Paranoja, to jednak ciężka choroba psychiczna

Obrazek użytkownika Zygmunt Zieliński
Kraj

Za: Onet Wiadomości. Kraj 16 III 2017.

Tomasz Siemoniak stwierdził, że naturalnym kandydatem na premiera jest Grzegorz Schetyna.

„Na pytanie dlaczego wprost PO nie mówi o kandydaturze Schetyny, przecież nic mu nie grozi, bo wiadomo że tym razem wniosek nie przejdzie i premierem nie zostanie wiceszef PO, odparł: "Tym razem nie, natomiast po wyborach, sądzę, że jest to bardzo prawdopodobne. Nie boimy się, że będzie spalony, bo byśmy nie szli z tym wnioskiem o wotum nieufności bardzo zasadnym w tej sytuacji i liczymy, że ta debata da bardzo wiele argumentów do opinii publicznej, jak źle rządzi PiS. Wszystko ma swój czas, powiedzieliśmy nazwisko kiedy składaliśmy wniosek i tak właśnie będzie".” (Wytłuszczenie – ZZ)

„Ja mogę zagwarantować, że wszystko co zrobimy w tej sprawie będzie poważne…”. Zobaczmy, jak bardzo!

Mowa też była o kandydatach na prezydentów miast w przyszłych wyborach samorządowych. Oto, co powiedział w  tej materii pan Siemoniak:

„Na pytanie, czy mogą to być kandydaci spoza Platformy Obywatelskiej powiedział: "Oczywiście, że tak". - Tu jesteśmy otwarci, wyraźnie to powiedzieliśmy.

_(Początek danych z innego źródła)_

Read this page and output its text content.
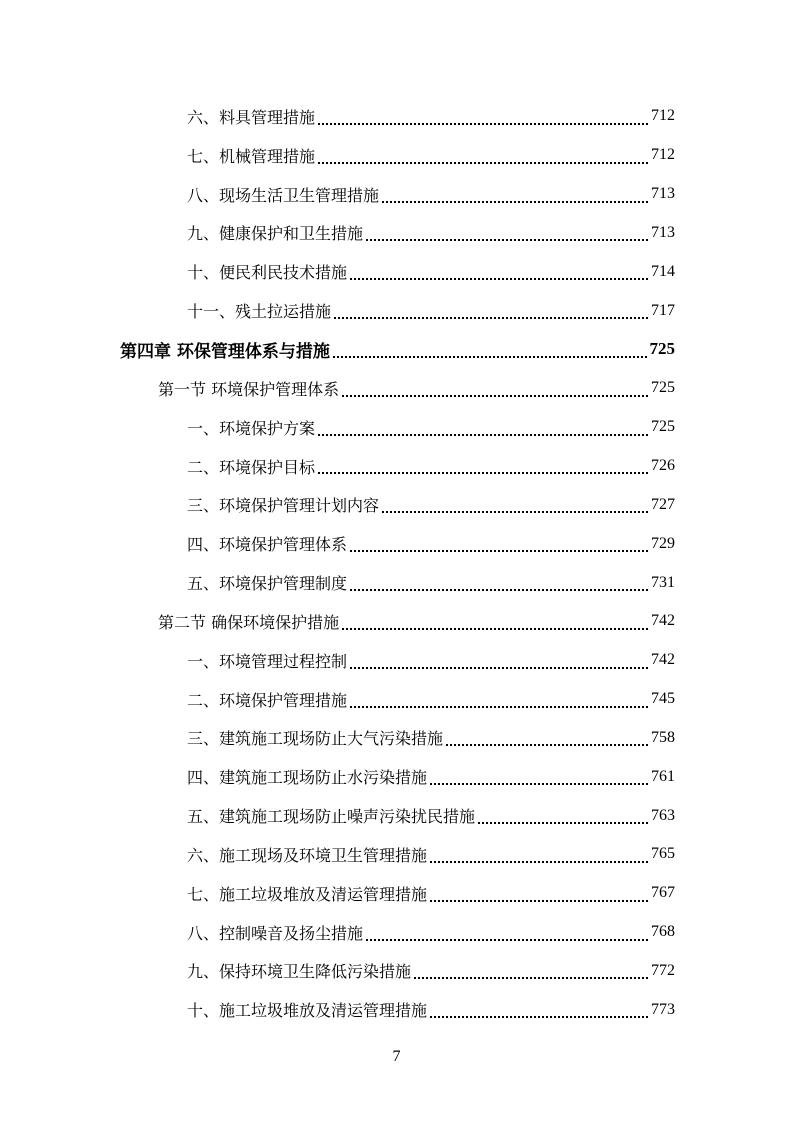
六、料具管理措施	712
七、机械管理措施	712
八、现场生活卫生管理措施	713
九、健康保护和卫生措施	713
十、便民利民技术措施	714
十一、残土拉运措施	717
第四章 环保管理体系与措施	725
第一节 环境保护管理体系	725
一、环境保护方案	725
二、环境保护目标	726
三、环境保护管理计划内容	727
四、环境保护管理体系	729
五、环境保护管理制度	731
第二节 确保环境保护措施	742
一、环境管理过程控制	742
二、环境保护管理措施	745
三、建筑施工现场防止大气污染措施	758
四、建筑施工现场防止水污染措施	761
五、建筑施工现场防止噪声污染扰民措施	763
六、施工现场及环境卫生管理措施	765
七、施工垃圾堆放及清运管理措施	767
八、控制噪音及扬尘措施	768
九、保持环境卫生降低污染措施	772
十、施工垃圾堆放及清运管理措施	773
7
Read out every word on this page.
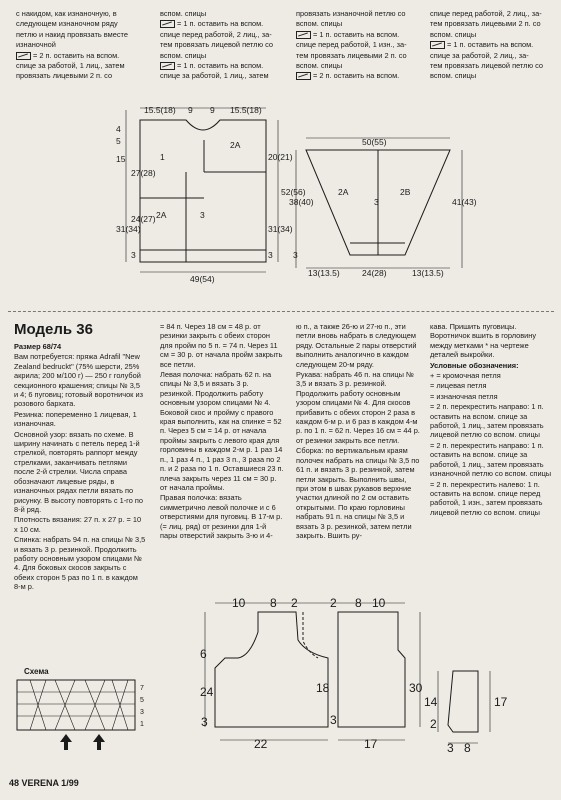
с накидом, как изнаночную, в

следующем изнаночном ряду

петлю и накид провязать вместе

изнаночной

= 2 п. оставить на вспом.

спице за работой, 1 лиц., затем

провязать лицевыми 2 п. со

вспом. спицы

= 1 п. оставить на вспом.

спице перед работой, 2 лиц., за-

тем провязать лицевой петлю со

вспом. спицы

= 1 п. оставить на вспом.

спице за работой, 1 лиц., затем

провязать изнаночной петлю со

вспом. спицы

= 1 п. оставить на вспом.

спице перед работой, 1 изн., за-

тем провязать лицевыми 2 п. со

вспом. спицы

= 2 п. оставить на вспом.

спице перед работой, 2 лиц., за-

тем провязать лицевыми 2 п. со

вспом. спицы

= 1 п. оставить на вспом.

спице за работой, 2 лиц., за-

тем провязать лицевой петлю со

вспом. спицы

15.5(18) 9 9 15.5(18)
4
5
15
27(28)
31(34)
24(27)
3
20(21)
52(56)
31(34)
3
49(54)
1
2A
2A	3
50(55)
38(40)
3
41(43)
13(13.5)	24(28)	13(13.5)
2A
3
2B
10 8 2	2 8 10
6
24
3
18	30
3
22	17
14
2
17
3 8
Схема
7
5
3
1
Модель 36

Размер 68/74

Вам потребуется: пряжа Adrafil "New Zealand bedruckt" (75% шерсти, 25% акрила; 200 м/100 г) — 250 г голубой секционного крашения; спицы № 3,5 и 4; 6 пуговиц; готовый воротничок из розового бархата.

Резинка: попеременно 1 лицевая, 1 изнаночная.

Основной узор: вязать по схеме. В ширину начинать с петель перед 1-й стрелкой, повторять раппорт между стрелками, заканчивать петлями после 2-й стрелки. Числа справа обозначают лицевые ряды, в изнаночных рядах петли вязать по рисунку. В высоту повторять с 1-го по 8-й ряд.

Плотность вязания: 27 п. x 27 р. = 10 x 10 см.

Спинка: набрать 94 п. на спицы № 3,5 и вязать 3 р. резинкой. Продолжить работу основным узором спицами № 4. Для боковых скосов закрыть с обеих сторон 5 раз по 1 п. в каждом 8-м р.

= 84 п. Через 18 см = 48 р. от резинки закрыть с обеих сторон для пройм по 5 п. = 74 п. Через 11 см = 30 р. от начала пройм закрыть все петли.

Левая полочка: набрать 62 п. на спицы № 3,5 и вязать 3 р. резинкой. Продолжить работу основным узором спицами № 4. Боковой скос и пройму с правого края выполнить, как на спинке = 52 п. Через 5 см = 14 р. от начала проймы закрыть с левого края для горловины в каждом 2-м р. 1 раз 14 п., 1 раз 4 п., 1 раз 3 п., 3 раза по 2 п. и 2 раза по 1 п. Оставшиеся 23 п. плеча закрыть через 11 см = 30 р. от начала проймы.

Правая полочка: вязать симметрично левой полочке и с 6 отверстиями для пуговиц. В 17-м р. (= лиц. ряд) от резинки для 1-й пары отверстий закрыть 3-ю и 4-

ю п., а также 26-ю и 27-ю п., эти петли вновь набрать в следующем ряду. Остальные 2 пары отверстий выполнить аналогично в каждом следующем 20-м ряду.

Рукава: набрать 46 п. на спицы № 3,5 и вязать 3 р. резинкой. Продолжить работу основным узором спицами № 4. Для скосов прибавить с обеих сторон 2 раза в каждом 6-м р. и 6 раз в каждом 4-м р. по 1 п. = 62 п. Через 16 см = 44 р. от резинки закрыть все петли.

Сборка: по вертикальным краям полочек набрать на спицы № 3,5 по 61 п. и вязать 3 р. резинкой, затем петли закрыть. Выполнить швы, при этом в швах рукавов верхние участки длиной по 2 см оставить открытыми. По краю горловины набрать 91 п. на спицы № 3,5 и вязать 3 р. резинкой, затем петли закрыть. Вшить ру-

кава. Пришить пуговицы. Воротничок вшить в горловину между метками * на чертеже деталей выкройки.

Условные обозначения:

+ = кромочная петля

= лицевая петля

= изнаночная петля

= 2 п. перекрестить направо: 1 п. оставить на вспом. спице за работой, 1 лиц., затем провязать лицевой петлю со вспом. спицы

= 2 п. перекрестить направо: 1 п. оставить на вспом. спице за работой, 1 лиц., затем провязать изнаночной петлю со вспом. спицы

= 2 п. перекрестить налево: 1 п. оставить на вспом. спице перед работой, 1 изн., затем провязать лицевой петлю со вспом. спицы

48 VERENA 1/99
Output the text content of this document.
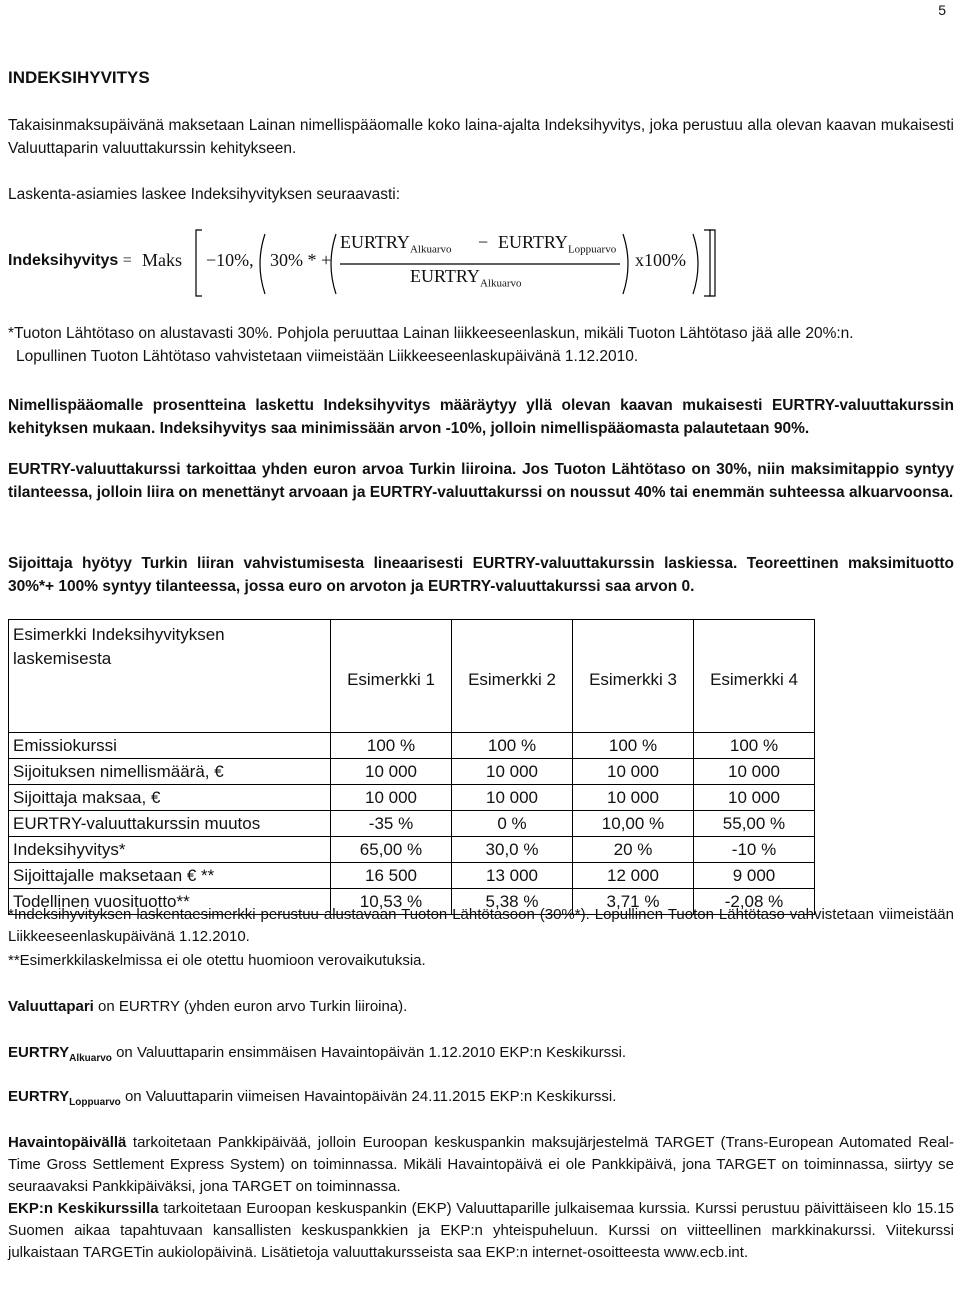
5
INDEKSIHYVITYS
Takaisinmaksupäivänä maksetaan Lainan nimellispääomalle koko laina-ajalta Indeksihyvitys, joka perustuu alla olevan kaavan mukaisesti Valuuttaparin valuuttakurssin kehitykseen.
Laskenta-asiamies laskee Indeksihyvityksen seuraavasti:
Indeksihyvitys = Maks −10%, 30% * +
$EURTRY_{Alkuarvo}$ − $EURTRY_{Loppuarvo}$
$EURTRY_{Alkuarvo}$
x100%
*Tuoton Lähtötaso on alustavasti 30%. Pohjola peruuttaa Lainan liikkeeseenlaskun, mikäli Tuoton Lähtötaso jää alle 20%:n.
Lopullinen Tuoton Lähtötaso vahvistetaan viimeistään Liikkeeseenlaskupäivänä 1.12.2010.
Nimellispääomalle prosentteina laskettu Indeksihyvitys määräytyy yllä olevan kaavan mukaisesti EURTRY-valuuttakurssin kehityksen mukaan. Indeksihyvitys saa minimissään arvon -10%, jolloin nimellispääomasta palautetaan 90%.
EURTRY-valuuttakurssi tarkoittaa yhden euron arvoa Turkin liiroina. Jos Tuoton Lähtötaso on 30%, niin maksimitappio syntyy tilanteessa, jolloin liira on menettänyt arvoaan ja EURTRY-valuuttakurssi on noussut 40% tai enemmän suhteessa alkuarvoonsa.
Sijoittaja hyötyy Turkin liiran vahvistumisesta lineaarisesti EURTRY-valuuttakurssin laskiessa. Teoreettinen maksimituotto 30%*+ 100% syntyy tilanteessa, jossa euro on arvoton ja EURTRY-valuuttakurssi saa arvon 0.
Esimerkki Indeksihyvityksen laskemisesta	Esimerkki 1	Esimerkki 2	Esimerkki 3	Esimerkki 4

Emissiokurssi	100 %	100 %	100 %	100 %
Sijoituksen nimellismäärä, €	10 000	10 000	10 000	10 000
Sijoittaja maksaa, €	10 000	10 000	10 000	10 000
EURTRY-valuuttakurssin muutos	-35 %	0 %	10,00 %	55,00 %
Indeksihyvitys*	65,00 %	30,0 %	20 %	-10 %
Sijoittajalle maksetaan € **	16 500	13 000	12 000	9 000
Todellinen vuosituotto**	10,53 %	5,38 %	3,71 %	-2,08 %
*Indeksihyvityksen laskentaesimerkki perustuu alustavaan Tuoton Lähtötasoon (30%*). Lopullinen Tuoton Lähtötaso vahvistetaan viimeistään Liikkeeseenlaskupäivänä 1.12.2010.
**Esimerkkilaskelmissa ei ole otettu huomioon verovaikutuksia.
Valuuttapari on EURTRY (yhden euron arvo Turkin liiroina).
$EURTRY_{Alkuarvo}$ on Valuuttaparin ensimmäisen Havaintopäivän 1.12.2010 EKP:n Keskikurssi.
$EURTRY_{Loppuarvo}$ on Valuuttaparin viimeisen Havaintopäivän 24.11.2015 EKP:n Keskikurssi.
Havaintopäivällä tarkoitetaan Pankkipäivää, jolloin Euroopan keskuspankin maksujärjestelmä TARGET (Trans-European Automated Real-Time Gross Settlement Express System) on toiminnassa. Mikäli Havaintopäivä ei ole Pankkipäivä, jona TARGET on toiminnassa, siirtyy se seuraavaksi Pankkipäiväksi, jona TARGET on toiminnassa.
EKP:n Keskikurssilla tarkoitetaan Euroopan keskuspankin (EKP) Valuuttaparille julkaisemaa kurssia. Kurssi perustuu päivittäiseen klo 15.15 Suomen aikaa tapahtuvaan kansallisten keskuspankkien ja EKP:n yhteispuheluun. Kurssi on viitteellinen markkinakurssi. Viitekurssi julkaistaan TARGETin aukiolopäivinä. Lisätietoja valuuttakursseista saa EKP:n internet-osoitteesta www.ecb.int.
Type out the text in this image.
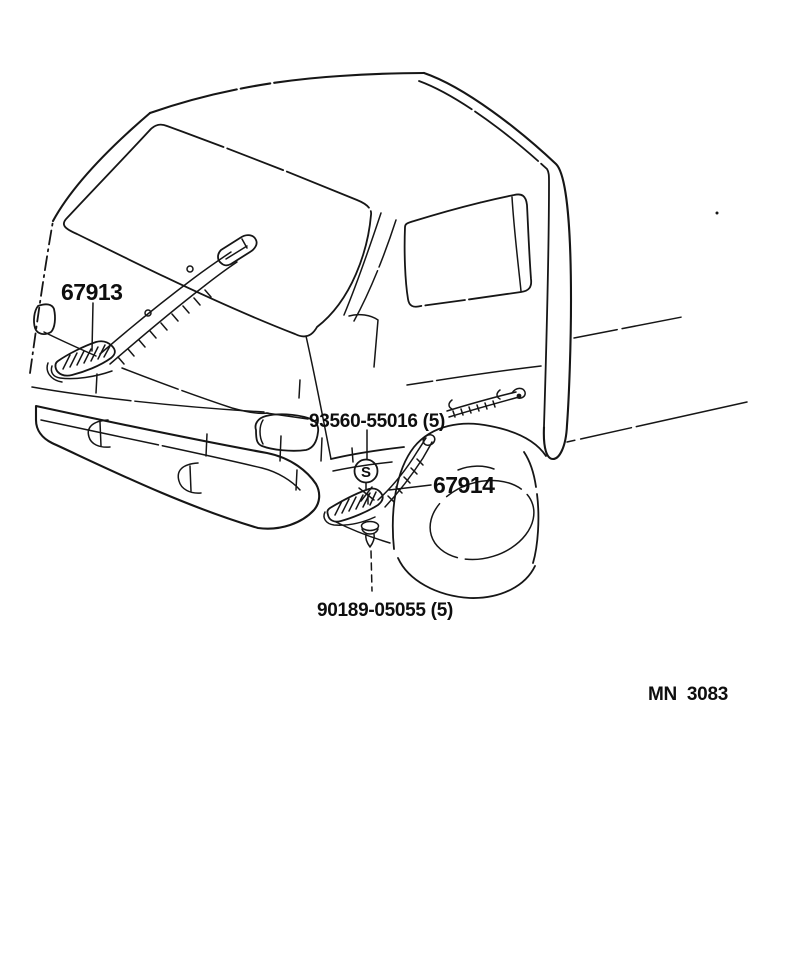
S
67913
93560-55016 (5)
67914
90189-05055 (5)
MN  3083
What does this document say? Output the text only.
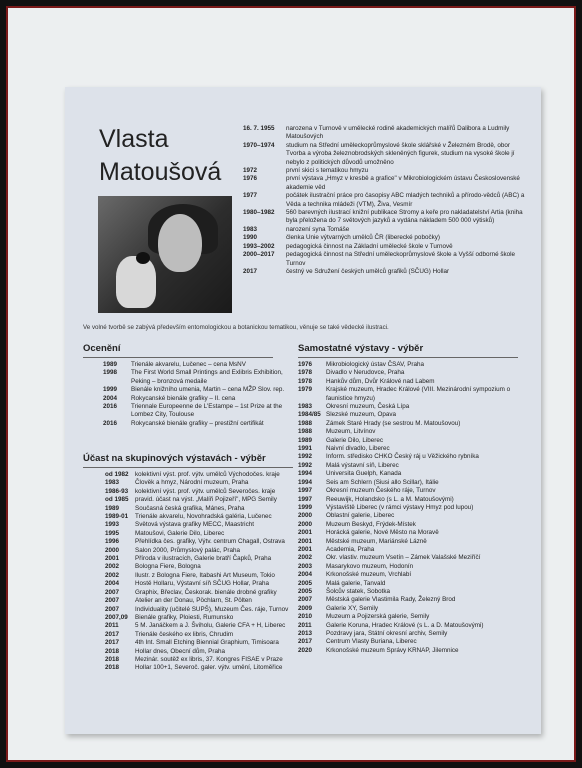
Vlasta
Matoušová
16. 7. 1955	narozena v Turnově v umělecké rodině akademických malířů Dalibora a Ludmily Matoušových
1970–1974	studium na Střední uměleckoprůmyslové škole sklářské v Železném Brodě, obor Tvorba a výroba železnobrodských skleněných figurek, studium na vysoké škole jí nebylo z politických důvodů umožněno
1972	první skici s tematikou hmyzu
1976	první výstava „Hmyz v kresbě a grafice" v Mikrobiologickém ústavu Československé akademie věd
1977	počátek ilustrační práce pro časopisy ABC mladých techniků a přírodo-vědců (ABC) a Věda a technika mládeži (VTM), Živa, Vesmír
1980–1982	560 barevných ilustrací knižní publikace Stromy a keře pro nakladatelství Artia (kniha byla přeložena do 7 světových jazyků a vydána nákladem 500 000 výtisků)
1983	narození syna Tomáše
1990	členka Unie výtvarných umělců ČR (liberecké pobočky)
1993–2002	pedagogická činnost na Základní umělecké škole v Turnově
2000–2017	pedagogická činnost na Střední uměleckoprůmyslové škole a Vyšší odborné škole Turnov
2017	čestný ve Sdružení českých umělců grafiků (SČUG) Hollar
Ve volné tvorbě se zabývá především entomologickou a botanickou tematikou, věnuje se také vědecké ilustraci.
Ocenění
1989 Trienále akvarelu, Lučenec – cena MsNV
1998 The First World Small Printings and Exlibris Exhibition, Peking – bronzová medaile
1999 Bienále knižního umenia, Martin – cena MŽP Slov. rep.
2004 Rokycanské bienále grafiky – II. cena
2016 Triennale Europeenne de L'Estampe – 1st Prize at the Lombez City, Toulouse
2016 Rokycanské bienále grafiky – prestižní certifikát
Účast na skupinových výstavách - výběr
od 1982 kolektivní výst. prof. výtv. umělců Východočes. kraje
1983	Člověk a hmyz, Národní muzeum, Praha
1986-93 kolektivní výst. prof. výtv. umělců Severočes. kraje
od 1985 pravid. účast na výst. „Malíři Pojizeří", MPG Semily
1989	Současná česká grafika, Mánes, Praha
1989-01 Trienále akvarelu, Novohradská galéria, Lučenec
1993	Světová výstava grafiky MECC, Maastricht
1995	Matoušovi, Galerie Dilo, Liberec
1996	Přehlídka čes. grafiky, Výtv. centrum Chagall, Ostrava
2000	Salon 2000, Průmyslový palác, Praha
2001	Příroda v ilustracích, Galerie bratří Čapků, Praha
2002	Bologna Fiere, Bologna
2002	Ilustr. z Bologna Fiere, Itabashi Art Museum, Tokio
2004	Hostě Hollaru, Výstavní síň SČUG Hollar, Praha
2007	Graphix, Břeclav, Českorak. bienále drobné grafiky
2007	Atelier an der Donau, Pöchlarn, St. Pölten
2007	Individuality (učitelé SUPŠ), Muzeum Čes. ráje, Turnov
2007,09 Bienále grafiky, Ploiesti, Rumunsko
2011	5 M. Janáčkem a J. Šviholu, Galerie CFA + H, Liberec
2017	Trienále českého ex libris, Chrudim
2017	4th Int. Small Etching Biennial Graphium, Timisoara
2018	Hollar dnes, Obecní dům, Praha
2018	Mezinár. soutěž ex libris, 37. Kongres FISAE v Praze
2018	Hollar 100+1, Severoč. galer. výtv. umění, Litoměřice
Samostatné výstavy - výběr
1976 Mikrobiologický ústav ČSAV, Praha
1978 Divadlo v Nerudovce, Praha
1978 Hankův dům, Dvůr Králové nad Labem
1979 Krajské muzeum, Hradec Králové (VIII. Mezinárodní sympozium o faunistice hmyzu)
1983 Okresní muzeum, Česká Lípa
1984/85 Slezské muzeum, Opava
1988 Zámek Staré Hrady (se sestrou M. Matoušovou)
1988 Muzeum, Litvínov
1989 Galerie Dilo, Liberec
1991 Naivní divadlo, Liberec
1992 Inform. středisko CHKO Český ráj u Věžického rybníka
1992 Malá výstavní síň, Liberec
1994 Universita Guelph, Kanada
1994 Seis am Schlern (Siusi allo Scillar), Itálie
1997 Okresní muzeum Českého ráje, Turnov
1997 Reeuwijk, Holandsko (s L. a M. Matoušovými)
1999 Výstaviště Liberec (v rámci výstavy Hmyz pod lupou)
2000 Oblastní galerie, Liberec
2000 Muzeum Beskyd, Frýdek-Místek
2001 Horácká galerie, Nové Město na Moravě
2001 Městské muzeum, Mariánské Lázně
2001 Academia, Praha
2002 Okr. vlastiv. muzeum Vsetín – Zámek Valašské Meziříčí
2003 Masarykovo muzeum, Hodonín
2004 Krkonošské muzeum, Vrchlabí
2005 Malá galerie, Tanvald
2005 Šolcův statek, Sobotka
2007 Městská galerie Vlastimila Rady, Železný Brod
2009 Galerie XY, Semily
2010 Muzeum a Pojizerská galerie, Semily
2011 Galerie Koruna, Hradec Králové (s L. a D. Matoušovými)
2013 Pozdravy jara, Státní okresní archiv, Semily
2017 Centrum Vlasty Buriana, Liberec
2020 Krkonošské muzeum Správy KRNAP, Jilemnice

Mamy paru prezydentów bardzo dobrych cieszących się szerokim poparciem takich jak Jacek Jaśkowiak w Poznaniu. Sądzę, że on ma wszelkie predyspozycje do bycia kandydatem całej opozycji w Poznaniu. Ja w innych miastach widzę osoby z innych środowisk, czy z Nowoczesnej, czy ze środowisk ruchów miejskich, które możemy poprzeć”. (Wytłuszczenie –  ZZ). Zwłaszcza: Sopot, Gdańsk, Słupsk i parę innych, rzecz jasna, opcji i środowisk!  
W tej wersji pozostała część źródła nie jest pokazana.